What are governance tokens?

More and more crypto projects are incorporating governance tokens into their concept. This is where a cryptocurrency is used in whole or in part to make strategic decisions via voting.

If you’re interested in trends and advancements in the crypto industry, like you are, you’ll quickly come across the term Governance Token. Translated, “governance” means “leadership” in German and thus it is clear: Such tokens have the function of organizing leadership and direction in a project in a decentralized manner. Governance tokens then serve as ballots in referendums. The concept is usually implemented in a DAO (Decentralized Autonomous Organization), in DApps or in Decentralized Finance (DeFi) projects.

Maker (MKR) is known as an early successful governance token. Directly linked to Maker is the stablecoin DAI, which as of April 2023 has an impressive market cap of over $5 billion. Strategic decisions for DAI such as on reserves, fees or personnel are made by vote with Maker. Here, the concept has worked out and MKR has remained interesting for investors as a governance token. Maker is itself among the 100 most capitalized cryptocurrencies.

Maker, Compound, AAVE and other typical governance tokens.

Another prime example of governance tokens is Compound (COMP). Here, investors have already decided in 2020 to hand over even control over passwords for administrators to the protocol determined by COMP – so the DeFi project Compound cannot even exist without governance tokens.

Other well-known and well-funded governance tokens from the DeFi division are Uniswap (UNI), AAVE and PancakeSwap (CAKE). Often, other incentives are provided here in addition to participation, such as reduced fees or profit allocations for governance token holders.

Pros and cons of governance tokens

However, typical problems of governance tokens sometimes become apparent there. There is a risk that individual large investors or project founders have a majority of the circulating tokens and voting results are thus predetermined. It is also conceivable that investors try to buy a majority of Governance Tokens and thus take over a project.

On the plus side of governance tokens is that they increase investor engagement. This is because, as holders, anyone who wants to can of course submit proposals for the future of the project in question to a vote themselves, and will be interested in outside proposals. For some Governance Tokens, votes on detailed issues are scheduled almost daily, while others hold referendums only for major strategic decisions and leave the day-to-day business to an (elected) team.

Forecast Governance Token

Governance tokens are gradually moving into lines of business other than DeFi. For example, the Metaverse Token Decentraland (MANA) also includes the function of a governance token, and the same is true for ApeCoin. The NFT platform Blur has also successfully launched its own governance token BLUR.

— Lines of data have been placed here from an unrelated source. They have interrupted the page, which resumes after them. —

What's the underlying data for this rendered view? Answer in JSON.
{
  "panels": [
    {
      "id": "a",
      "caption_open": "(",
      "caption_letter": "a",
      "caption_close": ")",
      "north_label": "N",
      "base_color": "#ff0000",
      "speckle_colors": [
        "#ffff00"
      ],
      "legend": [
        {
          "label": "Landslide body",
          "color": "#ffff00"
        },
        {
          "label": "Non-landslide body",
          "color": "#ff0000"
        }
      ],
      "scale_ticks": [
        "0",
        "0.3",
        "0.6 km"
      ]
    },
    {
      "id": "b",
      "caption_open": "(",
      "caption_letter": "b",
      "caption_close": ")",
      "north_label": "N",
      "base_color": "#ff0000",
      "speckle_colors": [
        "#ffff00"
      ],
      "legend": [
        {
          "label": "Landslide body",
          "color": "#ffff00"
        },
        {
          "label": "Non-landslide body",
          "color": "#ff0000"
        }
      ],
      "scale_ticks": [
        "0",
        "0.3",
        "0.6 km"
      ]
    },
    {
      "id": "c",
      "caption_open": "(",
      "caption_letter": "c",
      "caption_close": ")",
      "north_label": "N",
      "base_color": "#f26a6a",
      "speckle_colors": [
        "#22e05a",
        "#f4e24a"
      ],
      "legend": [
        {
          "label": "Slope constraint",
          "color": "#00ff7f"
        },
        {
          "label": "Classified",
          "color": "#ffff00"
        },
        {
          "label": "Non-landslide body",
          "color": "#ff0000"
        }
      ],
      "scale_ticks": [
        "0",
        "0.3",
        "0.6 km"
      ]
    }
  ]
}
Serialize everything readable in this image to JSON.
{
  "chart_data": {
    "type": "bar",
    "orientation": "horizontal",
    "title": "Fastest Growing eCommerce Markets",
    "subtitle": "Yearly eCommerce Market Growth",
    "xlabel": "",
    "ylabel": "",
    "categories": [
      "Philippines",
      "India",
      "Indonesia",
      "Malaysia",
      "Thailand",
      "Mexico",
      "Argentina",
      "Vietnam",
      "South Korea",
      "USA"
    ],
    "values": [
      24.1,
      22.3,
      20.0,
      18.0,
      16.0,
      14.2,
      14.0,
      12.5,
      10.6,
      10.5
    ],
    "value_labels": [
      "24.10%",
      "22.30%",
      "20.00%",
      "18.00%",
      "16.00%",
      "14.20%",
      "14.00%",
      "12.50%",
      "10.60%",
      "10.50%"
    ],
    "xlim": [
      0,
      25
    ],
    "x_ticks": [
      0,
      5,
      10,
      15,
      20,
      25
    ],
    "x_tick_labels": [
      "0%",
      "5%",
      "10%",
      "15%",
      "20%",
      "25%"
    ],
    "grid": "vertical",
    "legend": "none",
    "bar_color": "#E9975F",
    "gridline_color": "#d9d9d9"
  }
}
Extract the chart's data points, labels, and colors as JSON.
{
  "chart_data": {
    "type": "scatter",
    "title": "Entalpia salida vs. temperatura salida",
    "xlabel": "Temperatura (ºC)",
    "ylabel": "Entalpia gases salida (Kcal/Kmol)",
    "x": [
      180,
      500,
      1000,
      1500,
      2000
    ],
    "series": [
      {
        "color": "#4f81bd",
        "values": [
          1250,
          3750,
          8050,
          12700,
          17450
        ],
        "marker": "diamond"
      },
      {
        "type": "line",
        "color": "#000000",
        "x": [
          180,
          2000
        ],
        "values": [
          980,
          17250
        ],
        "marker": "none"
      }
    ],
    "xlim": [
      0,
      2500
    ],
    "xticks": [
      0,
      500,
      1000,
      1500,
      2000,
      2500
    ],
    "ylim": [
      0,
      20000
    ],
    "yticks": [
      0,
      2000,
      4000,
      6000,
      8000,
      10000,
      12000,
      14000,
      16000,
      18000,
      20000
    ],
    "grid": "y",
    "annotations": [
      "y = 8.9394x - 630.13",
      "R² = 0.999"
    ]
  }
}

In theory, DAOs and governance tokens are a perfect fit for the ideal of decentralization, which is supposed to set the crypto industry apart from traditional companies. Without co-determination or self-governance, it will be difficult for new crypto projects to build an engaged community. As Maker has exemplified: When a project proves itself in the free market, the value of the governance token associated with it rises almost automatically. However, this creates an external problem: regulators such as the U.S. Securities and Exchange Commission (SEC) often suspect hidden “securities” behind crypto projects, i.e. investment objects with profit expectations. Should the SEC or similar bodies set out to legally pursue Governance Tokens, this will worsen their future prospects.

Conclusion: governance tokens have potential

In practice, DAOs and governance tokens often do not yet run smoothly; fine-tuning is necessary. Investors like you will definitely pay attention to distribution when making investment decisions on governance tokens and whether individual parties have not already secured majorities. But in order to implement decentralization in decision-making processes, there is no way around governance tokens.